Maybe it's hysterical deafness but I'm sure I heard reference to the Royal Angrier Regiment. The British Army would rather have one of them instead of a Royal Anglia Regiment, surely? And then the Speaker called for the Sexual Offences Bill to begin with the words "Secretary of State Bonkit!" Wouldn't we rather one of those than a Blunkett? A female colleague was quite sure she would, saying: "Oh yes, oh yes. Oh God! Don't stop!"

It was unusually impenetrable yesterday - baffling even for connoisseurs of bafflement. Elliot Morley answered an Urgent Question with a statement so opaque as to defy comprehension. Indeed, it was so unintelligible that we were half-way through before we realised we hadn't understood anything at all. I rang up his office to get a copy of it, but kept getting Ben Bradshaw's answering machine. Brilliant, actually; impenetrable at every level. The urgent question concerned toxic ghost ships doomed to roam the oceans until or unless they could find a berth in Hartlepool.
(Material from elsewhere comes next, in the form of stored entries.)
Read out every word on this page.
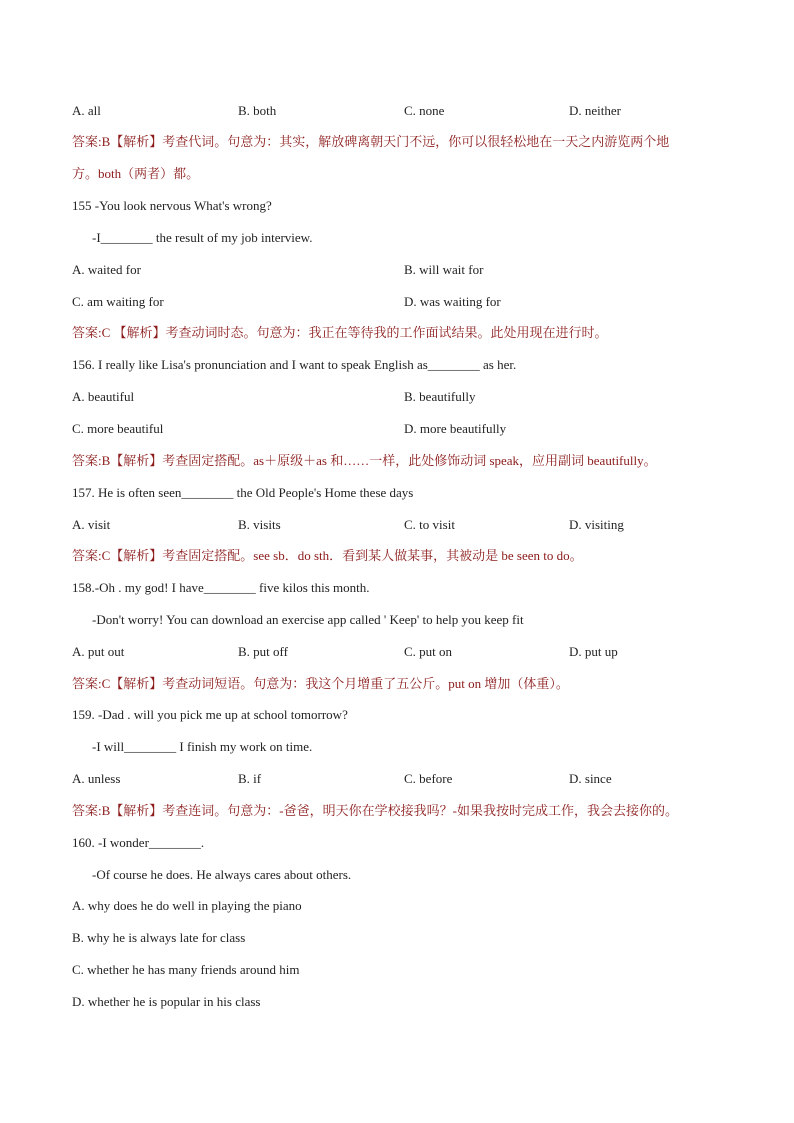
A. all	B. both	C. none	D. neither
答案:B【解析】考查代词。句意为：其实，解放碑离朝天门不远，你可以很轻松地在一天之内游览两个地
方。both（两者）都。
155 -You look nervous What's wrong?
-I________ the result of my job interview.
A. waited for	B. will wait for
C. am waiting for	D. was waiting for
答案:C 【解析】考查动词时态。句意为：我正在等待我的工作面试结果。此处用现在进行时。
156. I really like Lisa's pronunciation and I want to speak English as________ as her.
A. beautiful	B. beautifully
C. more beautiful	D. more beautifully
答案:B【解析】考查固定搭配。as＋原级＋as 和……一样，此处修饰动词 speak，应用副词 beautifully。
157. He is often seen________ the Old People's Home these days
A. visit	B. visits	C. to visit	D. visiting
答案:C【解析】考查固定搭配。see sb．do sth．看到某人做某事，其被动是 be seen to do。
158.-Oh . my god! I have________ five kilos this month.
-Don't worry! You can download an exercise app called ' Keep' to help you keep fit
A. put out	B. put off	C. put on	D. put up
答案:C【解析】考查动词短语。句意为：我这个月增重了五公斤。put on 增加（体重）。
159. -Dad . will you pick me up at school tomorrow?
-I will________ I finish my work on time.
A. unless	B. if	C. before	D. since
答案:B【解析】考查连词。句意为：-爸爸，明天你在学校接我吗？-如果我按时完成工作，我会去接你的。
160. -I wonder________.
-Of course he does. He always cares about others.
A. why does he do well in playing the piano
B. why he is always late for class
C. whether he has many friends around him
D. whether he is popular in his class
What the actual question was eluded me, let alone the answer.

What I've got written down is this: "Morley: 'The notifier applied for their waste licence to be modified in accordance with the EU regulation allowing for the variations permissions under the Habitats directive that this invalid licence reverted to the original trans-frontier arrangement that was not eligible to be completed on the terms of that consignment note.'"

David Liddington always sounds better than you think he's going to (he rather brilliantly uses his appearance to manage our expectations firmly downwards). It appears from what he said that the Government and its agencies were all over the shop and (as Mr Morley put it) "the scrip shaps, ahem, scrap ships" were told to stay in America by one of our agencies shortly before being told to come on over by another one.
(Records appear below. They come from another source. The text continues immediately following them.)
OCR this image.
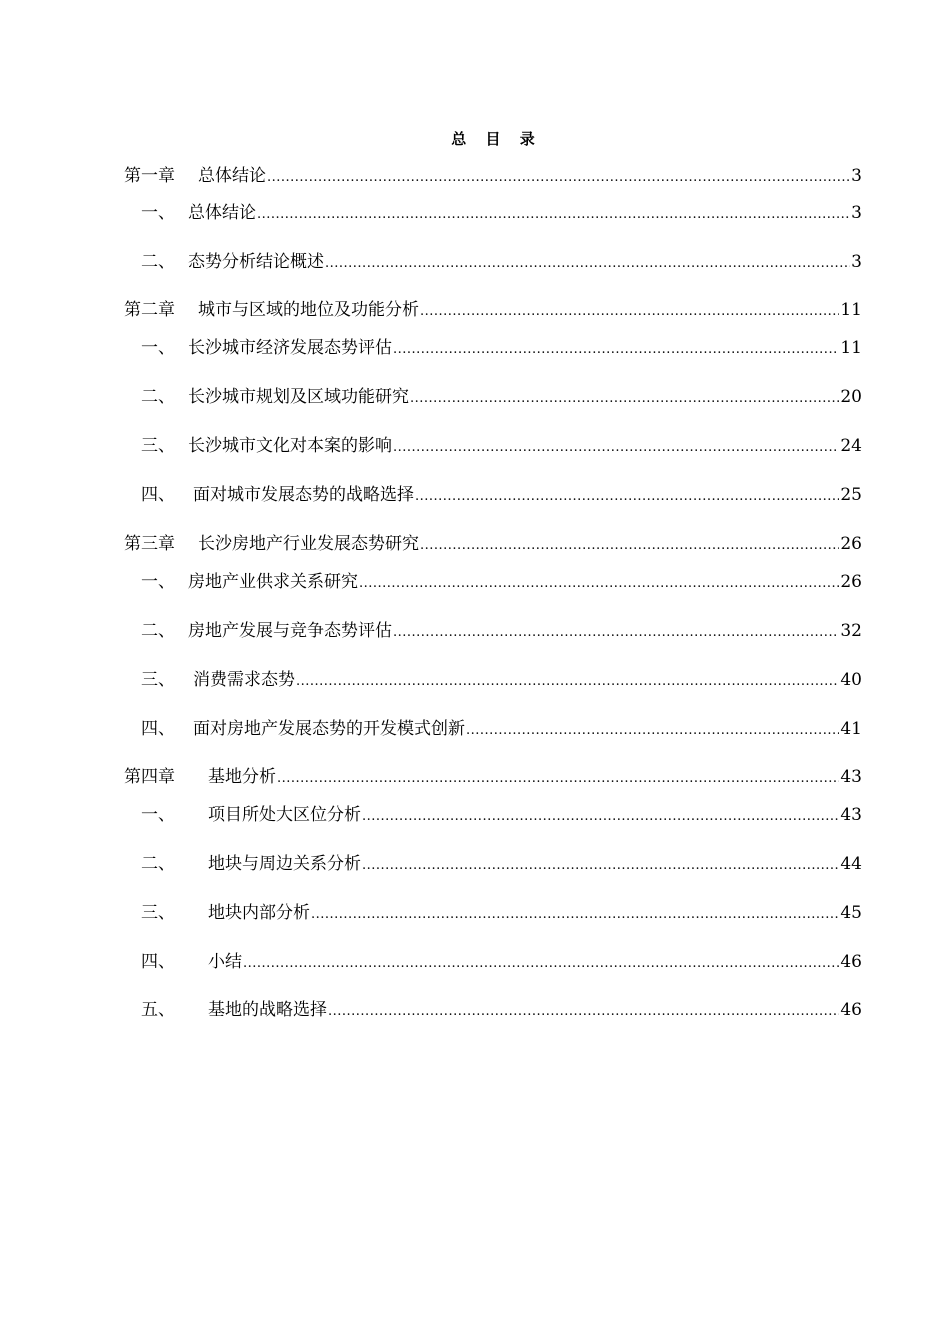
总 目 录
第一章	总体结论 .....	3
一、 总体结论 .....	3
二、 态势分析结论概述 .....	3
第二章	城市与区域的地位及功能分析 .....	11
一、 长沙城市经济发展态势评估 .....	11
二、 长沙城市规划及区域功能研究 .....	20
三、 长沙城市文化对本案的影响 .....	24
四、	面对城市发展态势的战略选择 .....	25
第三章	长沙房地产行业发展态势研究 .....	26
一、 房地产业供求关系研究 .....	26
二、 房地产发展与竞争态势评估 .....	32
三、	消费需求态势 .....	40
四、	面对房地产发展态势的开发模式创新 .....	41
第四章	基地分析 .....	43
一、	项目所处大区位分析 .....	43
二、	地块与周边关系分析 .....	44
三、	地块内部分析 .....	45
四、	小结 .....	46
五、	基地的战略选择 .....	46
Chris Bryant came in on the Sexual Offences Bill early with an intervention: "There's an assumption in this House that we all know what a brothel is." As we scoffed and jeered and tried to think of some more appropriate heckle than "Speak for yourself!" we heard Mr Bryant tell the House that under the legislation, a brothel is "anywhere that people may resort for lewd homosexual behaviour". So the laugh was on us. The under minister reassured Mr Bryant that brothels were to be restricted to places offering prostitution. Which is what everyone assumed in the first place.

Then there was talk of "blanket requirements" and being "watchful for abuse" and I started to feel like I was trying to wring double entendres out of the material like a housewife wringing the moisture out of a wet towel. But this couldn't be an appropriate response as they were talking about sentences of up to 14 years for buying sex from a 16- or 17-year-old. That seemed one of the maddest ideas that this parliament has yet considered. If anyone thought Michael Howard was a draconian Home Secretary we can safely assume that history has not only caught up with him but cantered on by.